Contributory Negligence Doctrine Bars Many Maryland Personal Injury Claims

Steve Silverman
Steve Silverman
Contributor
Posted by Steve SilvermanMay 24, 2006 1:56 PM

Personal Injury law in Maryland is vastly different then other states due to the Doctrine of Contributory Negligence. Contributory negligence means that if a person is found to be 1% or more at fault, that person is 100% barred from making any recovery. For example, if you are the victim of a rear end collision and the judge or jury finds you contributed to the accident by stopping too quickly, you can not recover for any of your medical bills, lost wages or other damages.

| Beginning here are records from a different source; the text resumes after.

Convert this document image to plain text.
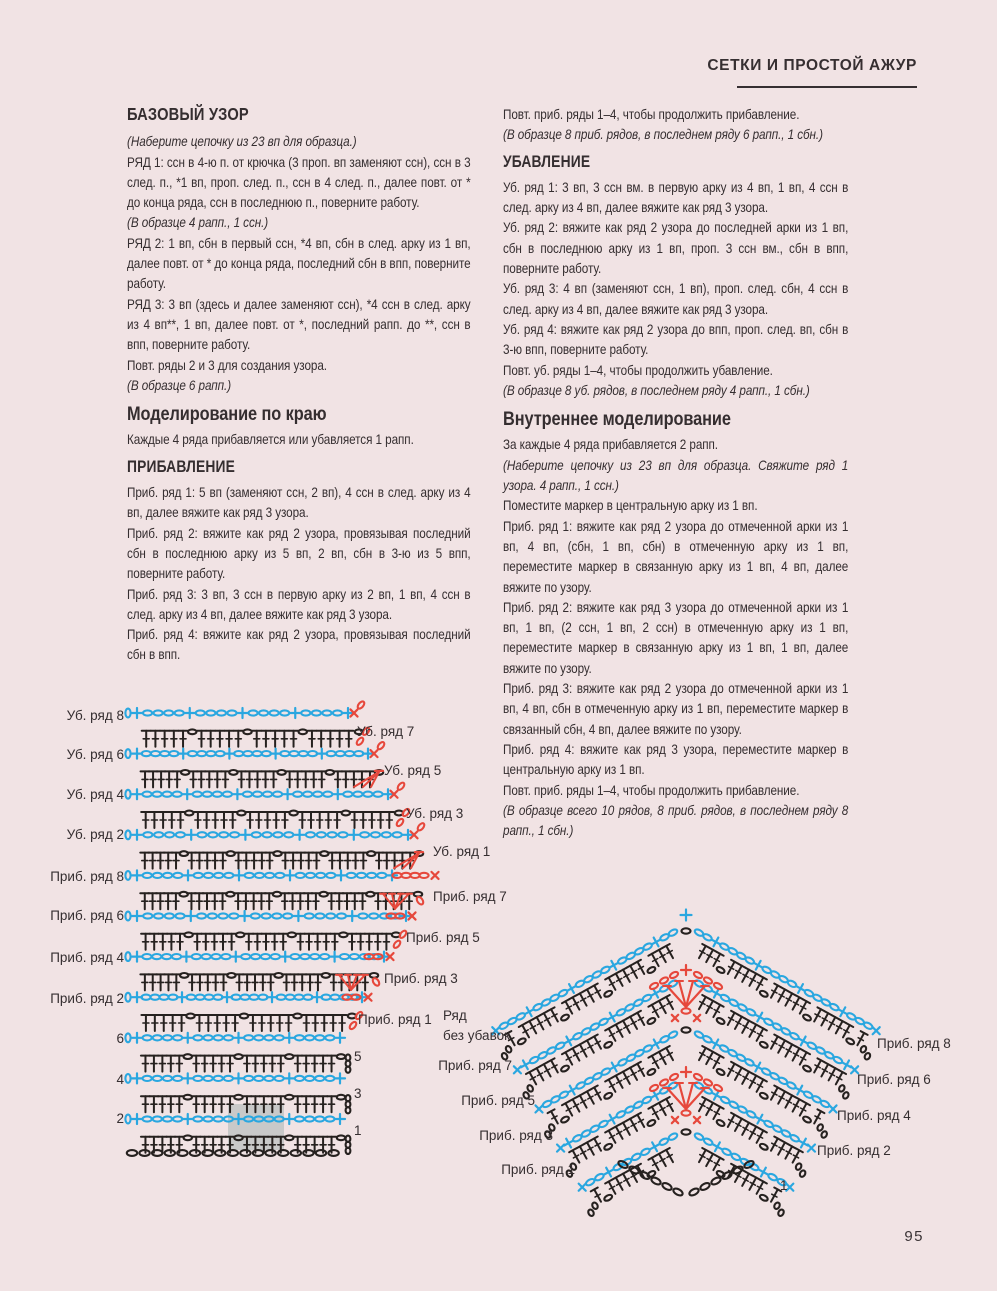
СЕТКИ И ПРОСТОЙ АЖУР
БАЗОВЫЙ УЗОР
(Наберите цепочку из 23 вп для образца.)
РЯД 1: ссн в 4-ю п. от крючка (3 проп. вп заменяют ссн), ссн в 3 след. п., *1 вп, проп. след. п., ссн в 4 след. п., далее повт. от * до конца ряда, ссн в последнюю п., поверните работу.
(В образце 4 рапп., 1 ссн.)
РЯД 2: 1 вп, сбн в первый ссн, *4 вп, сбн в след. арку из 1 вп, далее повт. от * до конца ряда, последний сбн в впп, поверните работу.
РЯД 3: 3 вп (здесь и далее заменяют ссн), *4 ссн в след. арку из 4 вп**, 1 вп, далее повт. от *, последний рапп. до **, ссн в впп, поверните работу.
Повт. ряды 2 и 3 для создания узора.
(В образце 6 рапп.)
Моделирование по краю
Каждые 4 ряда прибавляется или убавляется 1 рапп.
ПРИБАВЛЕНИЕ
Приб. ряд 1: 5 вп (заменяют ссн, 2 вп), 4 ссн в след. арку из 4 вп, далее вяжите как ряд 3 узора.
Приб. ряд 2: вяжите как ряд 2 узора, провязывая последний сбн в последнюю арку из 5 вп, 2 вп, сбн в 3-ю из 5 впп, поверните работу.
Приб. ряд 3: 3 вп, 3 ссн в первую арку из 2 вп, 1 вп, 4 ссн в след. арку из 4 вп, далее вяжите как ряд 3 узора.
Приб. ряд 4: вяжите как ряд 2 узора, провязывая последний сбн в впп.
Повт. приб. ряды 1–4, чтобы продолжить прибавление.
(В образце 8 приб. рядов, в последнем ряду 6 рапп., 1 сбн.)
УБАВЛЕНИЕ
Уб. ряд 1: 3 вп, 3 ссн вм. в первую арку из 4 вп, 1 вп, 4 ссн в след. арку из 4 вп, далее вяжите как ряд 3 узора.
Уб. ряд 2: вяжите как ряд 2 узора до последней арки из 1 вп, сбн в последнюю арку из 1 вп, проп. 3 ссн вм., сбн в впп, поверните работу.
Уб. ряд 3: 4 вп (заменяют ссн, 1 вп), проп. след. сбн, 4 ссн в след. арку из 4 вп, далее вяжите как ряд 3 узора.
Уб. ряд 4: вяжите как ряд 2 узора до впп, проп. след. вп, сбн в 3-ю впп, поверните работу.
Повт. уб. ряды 1–4, чтобы продолжить убавление.
(В образце 8 уб. рядов, в последнем ряду 4 рапп., 1 сбн.)
Внутреннее моделирование
За каждые 4 ряда прибавляется 2 рапп.
(Наберите цепочку из 23 вп для образца. Свяжите ряд 1 узора. 4 рапп., 1 ссн.)
Поместите маркер в центральную арку из 1 вп.
Приб. ряд 1: вяжите как ряд 2 узора до отмеченной арки из 1 вп, 4 вп, (сбн, 1 вп, сбн) в отмеченную арку из 1 вп, переместите маркер в связанную арку из 1 вп, 4 вп, далее вяжите по узору.
Приб. ряд 2: вяжите как ряд 3 узора до отмеченной арки из 1 вп, 1 вп, (2 ссн, 1 вп, 2 ссн) в отмеченную арку из 1 вп, переместите маркер в связанную арку из 1 вп, 1 вп, далее вяжите по узору.
Приб. ряд 3: вяжите как ряд 2 узора до отмеченной арки из 1 вп, 4 вп, сбн в отмеченную арку из 1 вп, переместите маркер в связанный сбн, 4 вп, далее вяжите по узору.
Приб. ряд 4: вяжите как ряд 3 узора, переместите маркер в центральную арку из 1 вп.
Повт. приб. ряды 1–4, чтобы продолжить прибавление.
(В образце всего 10 рядов, 8 приб. рядов, в последнем ряду 8 рапп., 1 сбн.)
Уб. ряд 8
Уб. ряд 6
Уб. ряд 4
Уб. ряд 2
Приб. ряд 8
Приб. ряд 6
Приб. ряд 4
Приб. ряд 2
6
4
2
Уб. ряд 7
Уб. ряд 5
Уб. ряд 3
Уб. ряд 1
Приб. ряд 7
Приб. ряд 5
Приб. ряд 3
Приб. ряд 1
5
3
1
Ряд
без убавок
Приб. ряд 7
Приб. ряд 5
Приб. ряд 3
Приб. ряд 1
Приб. ряд 8
Приб. ряд 6
Приб. ряд 4
Приб. ряд 2
1
95
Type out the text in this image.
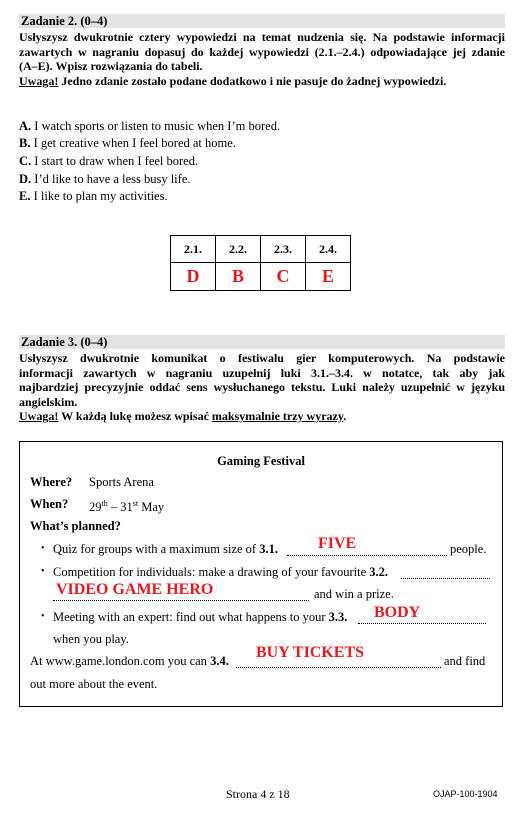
Zadanie 2. (0–4)
Usłyszysz dwukrotnie cztery wypowiedzi na temat nudzenia się. Na podstawie informacji
zawartych w nagraniu dopasuj do każdej wypowiedzi (2.1.–2.4.) odpowiadające jej zdanie
(A–E). Wpisz rozwiązania do tabeli.
Uwaga! Jedno zdanie zostało podane dodatkowo i nie pasuje do żadnej wypowiedzi.
A. I watch sports or listen to music when I’m bored.
B. I get creative when I feel bored at home.
C. I start to draw when I feel bored.
D. I’d like to have a less busy life.
E. I like to plan my activities.
2.1.	2.2.	2.3.	2.4.
D	B	C	E
Zadanie 3. (0–4)
Usłyszysz dwukrotnie komunikat o festiwalu gier komputerowych. Na podstawie
informacji zawartych w nagraniu uzupełnij luki 3.1.–3.4. w notatce, tak aby jak
najbardziej precyzyjnie oddać sens wysłuchanego tekstu. Luki należy uzupełnić w języku
angielskim.
Uwaga! W każdą lukę możesz wpisać maksymalnie trzy wyrazy.
Gaming Festival
Where? Sports Arena
When? 29th – 31st May
What’s planned?
• Quiz for groups with a maximum size of 3.1.	FIVE	people.
• Competition for individuals: make a drawing of your favourite 3.2.
VIDEO GAME HERO	and win a prize.
• Meeting with an expert: find out what happens to your 3.3. BODY
when you play.
At www.game.london.com you can 3.4. BUY TICKETS	and find
out more about the event.
Strona 4 z 18	OJAP-100-1904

Often in slip and fall cases, a Maryland plaintiff will be barred from recovery because a jury determines the plaintiff is partially at fault for not watching where she was going. This is the case even if the store owner left an oil spill on the floor for 5 hours and failed to warn the customers! Such unjust results can be devastating to an individual who accumulates hundreds of thousands of dollars in medical bills, and the defendant is mostly to blame.

The Contributory Negligence Doctrine is unique to Maryland, Virginia, North Carolina and the District of Columbia. The net effect is that it invites litigation and clogs the court system because at-fault parties often believe that they can duck liability if they can show the defendant was 1% at-fault.

Because of the unique burden of proof required in Maryland, personally injury victims need too choose their attorney wisely and with great caution. Sadly, often the success of a case is determined by a very thin margin. For this reason, experience and trial skills are critical.